In Fig. 18b, the point at which the maximum ankle angle appears is delayed as the dimensionless walking speed decreases. In other words, when the gait speed in this study is converted into a dimensionless gait speed, the result is 0.051 (\(v\)*), which is the slowest gait speed among the data. Additionally, the maximum ankle angle appears at the latest time, which is consistent with the claim made by Schwartz et al. [38]. Therefore, this feature may have been due to the effect of the drop foot mimicking the gait and the effect of slow walking speed being integrated, as described above. With active SMA actuators, the point at which the maximum ankle angle appears is delayed more than that with inactive SMA actuators. A possible explanation of this finding is that the lower part of the AFO is pulled towards the shin and interferes with plantarflexion (PF) when the SMA actuators are active.

The change in the ankle angle caused by PF after achieving the maximum ankle angle is 26.04° and 23.81° for the slow cadence in the study by Winter et al. [37] and the inactive SMA actuator, respectively, showing a difference of 2.23°. Overall, the ankle angle change in the walk test with the developed SMA-AFO in an inactive state involves the ankle being pulled more by 7.52° in the DF direction and the ankle being lowered by 9.75° less in the PF direction. A possible explanation for this experimental result is the combination of the imitated gait pattern of the drop foot and the constrained ankle movement by the SMA-AFO and bias springs, which interferes with the PF, unlike the gait pattern of healthy adults.

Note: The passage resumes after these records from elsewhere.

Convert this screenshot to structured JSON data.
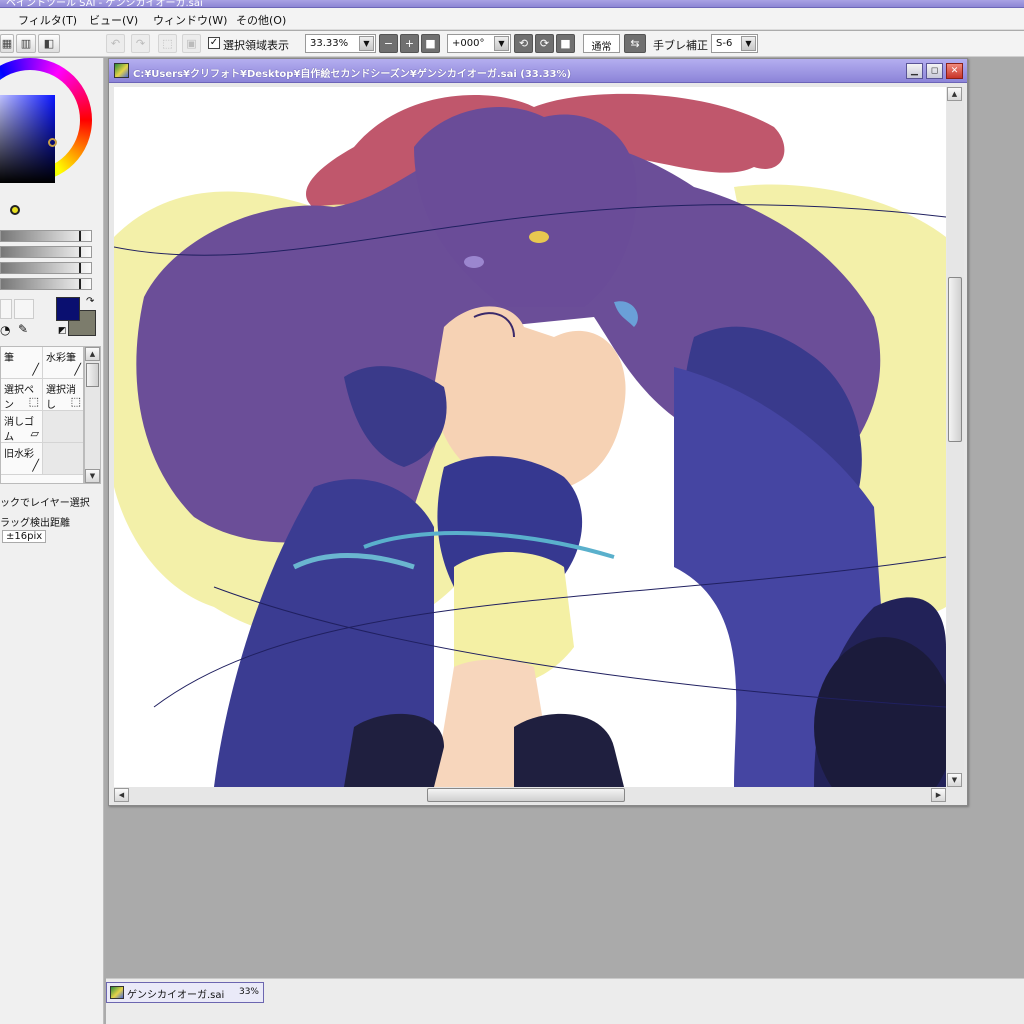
{
  "app": {
    "title": "ペイントツール SAI - ゲンシカイオーガ.sai"
  },
  "menu": {
    "items": [
      {
        "label": "フィルタ(T)"
      },
      {
        "label": "ビュー(V)"
      },
      {
        "label": "ウィンドウ(W)"
      },
      {
        "label": "その他(O)"
      }
    ]
  },
  "toolbar": {
    "selection_label": "選択領域表示",
    "selection_checked": true,
    "zoom_value": "33.33%",
    "rotation_value": "+000°",
    "blend_mode": "通常",
    "stabilizer_label": "手ブレ補正",
    "stabilizer_value": "S-6"
  },
  "color": {
    "primary": "#0a0f70",
    "secondary": "#7c7c6c"
  },
  "tools": {
    "items": [
      {
        "label": "筆"
      },
      {
        "label": "水彩筆"
      },
      {
        "label": "選択ペン"
      },
      {
        "label": "選択消し"
      },
      {
        "label": "消しゴム"
      },
      {
        "label": ""
      },
      {
        "label": "旧水彩"
      },
      {
        "label": ""
      }
    ]
  },
  "options": {
    "layer_select_text": "ックでレイヤー選択",
    "drag_distance_label": "ラッグ検出距離",
    "drag_distance_value": "±16pix"
  },
  "document": {
    "title": "C:¥Users¥クリフォト¥Desktop¥自作絵セカンドシーズン¥ゲンシカイオーガ.sai (33.33%)"
  },
  "tab": {
    "filename": "ゲンシカイオーガ.sai",
    "zoom": "33%"
  }
}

However, the ankle angle of slow cadence in the study by Winter et al. is quite similar to that of inactive SMA actuator case in this study in the 22.2%–42.6% section of the GC corresponding to the MS and TS. Owing to the effect of the sole contacting the ground, there appeared to be little difference in the ankle angle, as it was the least affected by the gait change according to the drop foot, mimicking normal gait.

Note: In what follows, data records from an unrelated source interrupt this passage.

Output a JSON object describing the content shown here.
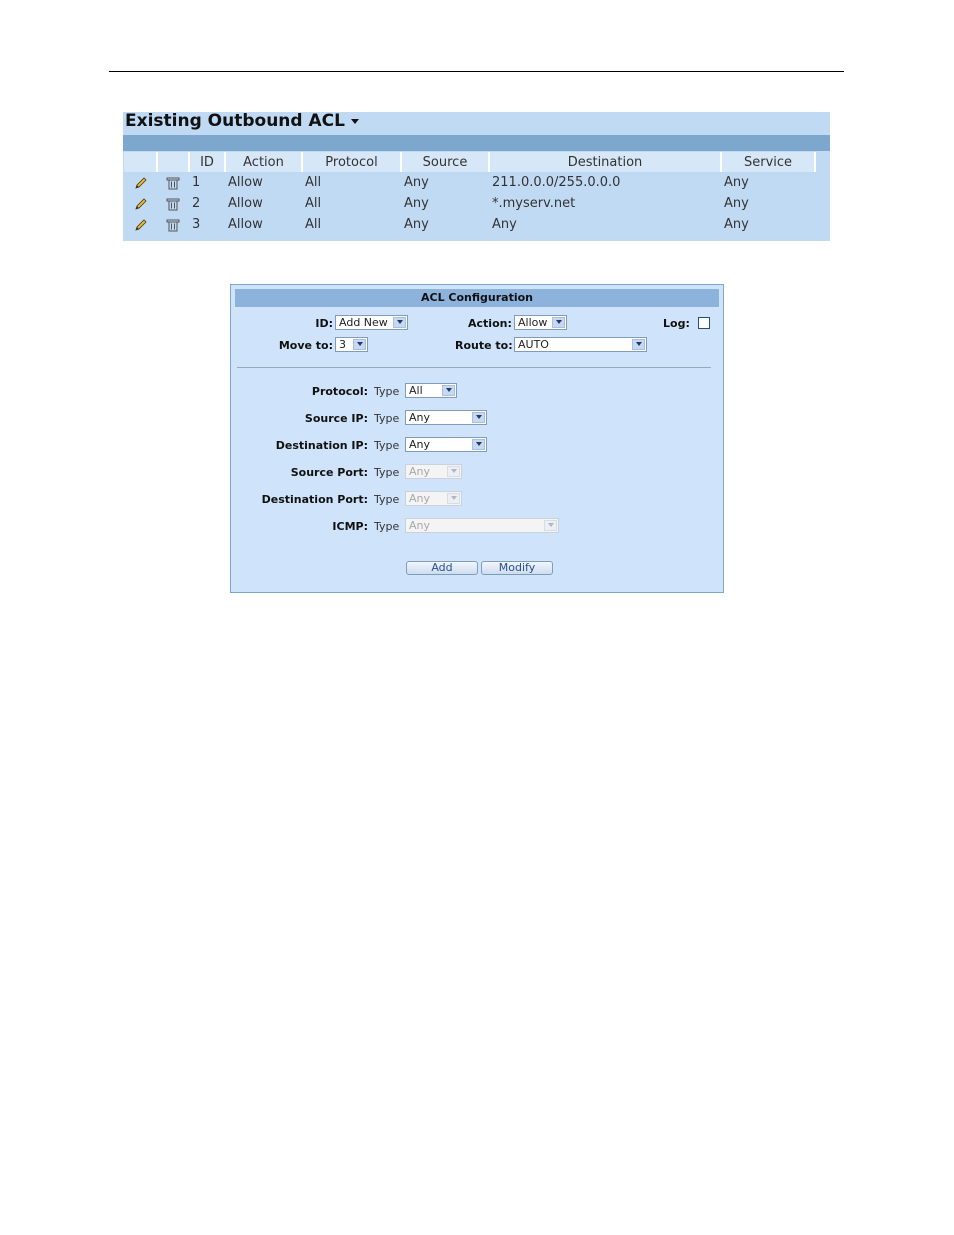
{
  "acl_list": {
    "title": "Existing Outbound ACL",
    "columns": [
      "",
      "",
      "ID",
      "Action",
      "Protocol",
      "Source",
      "Destination",
      "Service"
    ],
    "rows": [
      {
        "id": "1",
        "action": "Allow",
        "protocol": "All",
        "source": "Any",
        "destination": "211.0.0.0/255.0.0.0",
        "service": "Any"
      },
      {
        "id": "2",
        "action": "Allow",
        "protocol": "All",
        "source": "Any",
        "destination": "*.myserv.net",
        "service": "Any"
      },
      {
        "id": "3",
        "action": "Allow",
        "protocol": "All",
        "source": "Any",
        "destination": "Any",
        "service": "Any"
      }
    ],
    "row_icons": [
      "pencil-icon",
      "trash-icon"
    ]
  },
  "acl_config": {
    "title": "ACL Configuration",
    "id": {
      "label": "ID:",
      "value": "Add New"
    },
    "action": {
      "label": "Action:",
      "value": "Allow"
    },
    "log": {
      "label": "Log:",
      "checked": false
    },
    "move_to": {
      "label": "Move to:",
      "value": "3"
    },
    "route_to": {
      "label": "Route to:",
      "value": "AUTO"
    },
    "type_label": "Type",
    "protocol": {
      "label": "Protocol:",
      "value": "All"
    },
    "source_ip": {
      "label": "Source IP:",
      "value": "Any"
    },
    "destination_ip": {
      "label": "Destination IP:",
      "value": "Any"
    },
    "source_port": {
      "label": "Source Port:",
      "value": "Any",
      "disabled": true
    },
    "destination_port": {
      "label": "Destination Port:",
      "value": "Any",
      "disabled": true
    },
    "icmp": {
      "label": "ICMP:",
      "value": "Any",
      "disabled": true
    },
    "buttons": {
      "add": "Add",
      "modify": "Modify"
    }
  },
  "colors": {
    "panel_bg": "#c0daf4",
    "header_bar": "#7ea7cd",
    "config_bg": "#cfe4fa",
    "config_header": "#8db3dc"
  }
}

Based on the statistical analysis results in Table 5, the change in ankle angle is significant for all three participants in the entire GC, including when the power is off (0%–10% and 60%–100% of the GC) and on (10%–60%) (p = 0.000). In Fig. 19, the change in the ankle angle shows a clear difference between the inactive and active SMA actuator cases for all participants. The above experimental data suggest that the walk test in this study was conducted without any problems.

4 Conclusion

In this study, we developed an SMA-AFO that can assist the ankle movement of patients with gait disorders and drop foot symptoms, conducted a walk test by making healthy adults mimic the gait pattern of patients with drop foot, and drew the following conclusions.

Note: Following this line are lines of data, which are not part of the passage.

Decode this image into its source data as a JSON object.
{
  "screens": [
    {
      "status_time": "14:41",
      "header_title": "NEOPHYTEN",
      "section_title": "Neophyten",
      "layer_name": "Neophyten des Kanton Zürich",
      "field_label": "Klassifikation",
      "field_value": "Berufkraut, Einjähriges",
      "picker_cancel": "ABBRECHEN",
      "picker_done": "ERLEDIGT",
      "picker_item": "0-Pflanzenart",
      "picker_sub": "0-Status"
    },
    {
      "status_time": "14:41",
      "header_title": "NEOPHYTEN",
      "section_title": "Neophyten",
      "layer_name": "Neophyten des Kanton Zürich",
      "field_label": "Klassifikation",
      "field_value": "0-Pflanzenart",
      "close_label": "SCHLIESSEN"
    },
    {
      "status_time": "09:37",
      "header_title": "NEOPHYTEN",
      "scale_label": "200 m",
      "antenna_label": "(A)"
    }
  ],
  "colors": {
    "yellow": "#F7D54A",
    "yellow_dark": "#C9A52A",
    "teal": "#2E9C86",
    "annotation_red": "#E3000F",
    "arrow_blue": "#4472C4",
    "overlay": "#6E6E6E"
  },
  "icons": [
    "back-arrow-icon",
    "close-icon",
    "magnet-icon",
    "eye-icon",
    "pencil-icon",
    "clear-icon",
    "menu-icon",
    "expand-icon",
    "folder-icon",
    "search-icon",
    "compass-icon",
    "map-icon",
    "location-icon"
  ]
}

First, the weight of the SMA-AFO located on a lower extremity developed in this study was 1.24 kg, which is 13.8% lighter than the existing active-type AFO developed by Shorter et al. [10]; therefore, it can be easily used by patients with gait disorders or the elderly with weakened muscle strength. Second, the GC can be identified in real time using the COPx of the body in the left and right directions of the body during walking as input data for the AO algorithm. This method of calculating the GC can be applied to patients wearing an AFO or with a gait disorder and has the advantage of accurately determining the control point of the SMA. By accurately determining the GC in this manner, the current needed to operate the SMA actuator can be supplied to only 45.3% of the GC, thereby reducing the power consumption required for SMA operation and creating an ankle assist effect at a desired point in time. Third, when the SMA actuator was operated, the forefoot of the AFO was pulled towards the shin, and the ankle rotation angle increased by an average of 8.75°, confirming the ankle assistive effect. Therefore, the SMA-AFO and its control method devised in this study can be applied to patients with drop foot in the future.

In future studies, the operational efficiency of the SMA actuator and performance of the SMA-AFO system should be further investigated by conducting experiments on patients with drop foot.